*¿INTERVIENE LA CIA?
*VERÓNICA, GARANTÍA DE INEFICACIA
Por: Sandra Peñaloza J.
Hace unas horas, se empezó a filtrar información de las llamadas sensibles y que alcanzan las más altas esferas del gobierno Mexicano.
Los nombres de Salvador Cienfuegos y de Omar García Harfuch, que la periodista Anabel Hernández, hace más de un año insistía en que estaban «sucios» y que en todo caso, la posterior liberación del ex titular de la SEDENA durante el sexenio de Peña Nieto, habria sido un error lamentable.

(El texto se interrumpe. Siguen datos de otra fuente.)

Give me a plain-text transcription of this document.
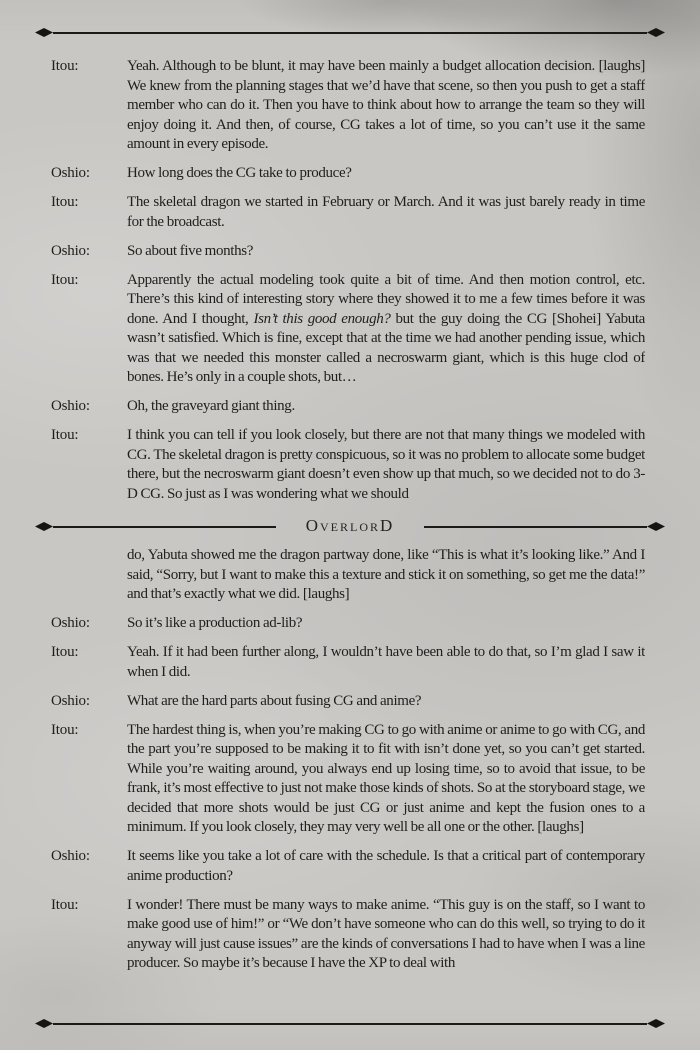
Itou:	Yeah. Although to be blunt, it may have been mainly a budget allocation decision. [laughs] We knew from the planning stages that we’d have that scene, so then you push to get a staff member who can do it. Then you have to think about how to arrange the team so they will enjoy doing it. And then, of course, CG takes a lot of time, so you can’t use it the same amount in every episode.

Oshio:	How long does the CG take to produce?

Itou:	The skeletal dragon we started in February or March. And it was just barely ready in time for the broadcast.

Oshio:	So about five months?

Itou:	Apparently the actual modeling took quite a bit of time. And then motion control, etc. There’s this kind of interesting story where they showed it to me a few times before it was done. And I thought, Isn’t this good enough? but the guy doing the CG [Shohei] Yabuta wasn’t satisfied. Which is fine, except that at the time we had another pending issue, which was that we needed this monster called a necroswarm giant, which is this huge clod of bones. He’s only in a couple shots, but…

Oshio:	Oh, the graveyard giant thing.

Itou:	I think you can tell if you look closely, but there are not that many things we modeled with CG. The skeletal dragon is pretty conspicuous, so it was no problem to allocate some budget there, but the necroswarm giant doesn’t even show up that much, so we decided not to do 3-D CG. So just as I was wondering what we should

OverlorD

do, Yabuta showed me the dragon partway done, like “This is what it’s looking like.” And I said, “Sorry, but I want to make this a texture and stick it on something, so get me the data!” and that’s exactly what we did. [laughs]

Oshio:	So it’s like a production ad-lib?

Itou:	Yeah. If it had been further along, I wouldn’t have been able to do that, so I’m glad I saw it when I did.

Oshio:	What are the hard parts about fusing CG and anime?

Itou:	The hardest thing is, when you’re making CG to go with anime or anime to go with CG, and the part you’re supposed to be making it to fit with isn’t done yet, so you can’t get started. While you’re waiting around, you always end up losing time, so to avoid that issue, to be frank, it’s most effective to just not make those kinds of shots. So at the storyboard stage, we decided that more shots would be just CG or just anime and kept the fusion ones to a minimum. If you look closely, they may very well be all one or the other. [laughs]

Oshio:	It seems like you take a lot of care with the schedule. Is that a critical part of contemporary anime production?

Itou:	I wonder! There must be many ways to make anime. “This guy is on the staff, so I want to make good use of him!” or “We don’t have someone who can do this well, so trying to do it anyway will just cause issues” are the kinds of conversations I had to have when I was a line producer. So maybe it’s because I have the XP to deal with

La propia periodista aseguró que el expediente de Cienfuegos, donde García Harfuch era mencionado varias veces y cuyo nombre también apareció en la libreta confidencial de un conocido narcotraficante del Estado de Guerrero, llevaría a conocer muchos detalles tanto de la matanza de los estudiantes de Ayotzinapa, como de otros delitos en los que el militar Cienfuegos está inmiscuido.
Desde entonces, la propia Anabel, dijo que Cienfuegos tenía tratos con el cartel de los Beltrán Leyva, con Sergio Villarreal «El Grande» y por consecuencia, en su momento, con la llamada Barbie, el narcotraficante que puso de moda asesinatos con tortura extrema y que a través de una carta, dirigida a la propia Anabel, cuando esta escribía para Reforma, le dio a conocer la protección que existía hacia «El Barbas», Arturo Beltrán Leyva y los hermanos de éste.
Al cabo de los años, el nacido en Texas, se conoció era informante de la DEA y un asiduo asistente al Hard Rock de Acapulco, que aparentemente es propiedad del compadre de Guillermo Lara, Eduardo Cesarman, los que en su momento fueron dueños de los Tiburones Rojos de Veracruz.
Saque Usted sus propias conclusiones de lo sucio que estuvo el Tiburón bajo el mando de estos sujetos y sus secuaces.
Por eso, en nota dada a conocer hace unas horas también, donde la Universidad de Innsbruck, en Austria, que algunos de los restos óseos sometidos para su estudio genético confirmaban la identidad de uno más de los estudiantes de Ayotzinapa, inmolados cuando aparentemente en el camión de la línea Estrella de Oro que habían tomado para dirigirse a Chilpancingo, estaba cargado con cocaína y que era la causa por la cual policías estatales, policías municipales y elementos del ejército, así como agentes federales, coludidos los ultimaron. Ahora, se conoce que la visita de Kamala Harris y la anterior del Director de la CIA, «convencieron» al presidente López Obrador de que es importante que sepa que en Estados Unidos el expediente sigue abierto y que lo que Alejandro Gertz Manero dejó de hacer, puede ser una tarea que los gringos terminen realizando; ya sabe Usted, del otro lado del río surge información que en México por décadas se ha ocultado.
Si esto es así, pues ya de plano que AMLO le pida a Kamala, le traigan a Tomasito Cerón y a Cárdenas Palomino para que la cloaca se siga abriendo y junto con el hijo del ex policía Javier García Paniagua y nieto de Marcelino García Barragán, dejen llorando a la Jefa de Gobierno de Ciudad de México, Claudia Sheinbaum y a su querida mamá, la ex actriz María Harfuch, más conocida como María Sorté.
DESCARO DE SERVICIOS PERICIALES EN VERACRUZ
Mientras los colectivos que por años se han dedicado, a costa de su vida y salud, a tratar de localizar las tumbas clandestinas que tienen a nuestra entidad, como el cementerio más grande de México, nuestro atraso se sigue manifestando.
Un vocero de la Dirección de Servicios Periciales, el correspondiente a la zona Veracruz-Boca del Río, señaló abiertamente que ordenó la detención de los trabajos de excavación, tomando como pretexto que ya no tienen espacio para colocar los cadáveres.
No solo la Seguridad Pública no existe en Veracruz, sino que además a eso, hay que sumar la incapacidad en los dizque peritos oficiales para realizar un trabajo científico, que dada la dimensión de la delincuencia que permea a las tierras jarochas, desde luego que nunca habrán de aclararse cientos de miles de asesinatos, porque simplemente Verónica Hernández Giadans y sus empleados, no investigan.
Estos ineptos y los supuestos jueces «capaces y preparados» de los que presume la señora Isabel Inés Romero Cruz, tienen al Estado y a sus habitantes, boca arriba, pero con el pie en el cuello, listos para la asfixia.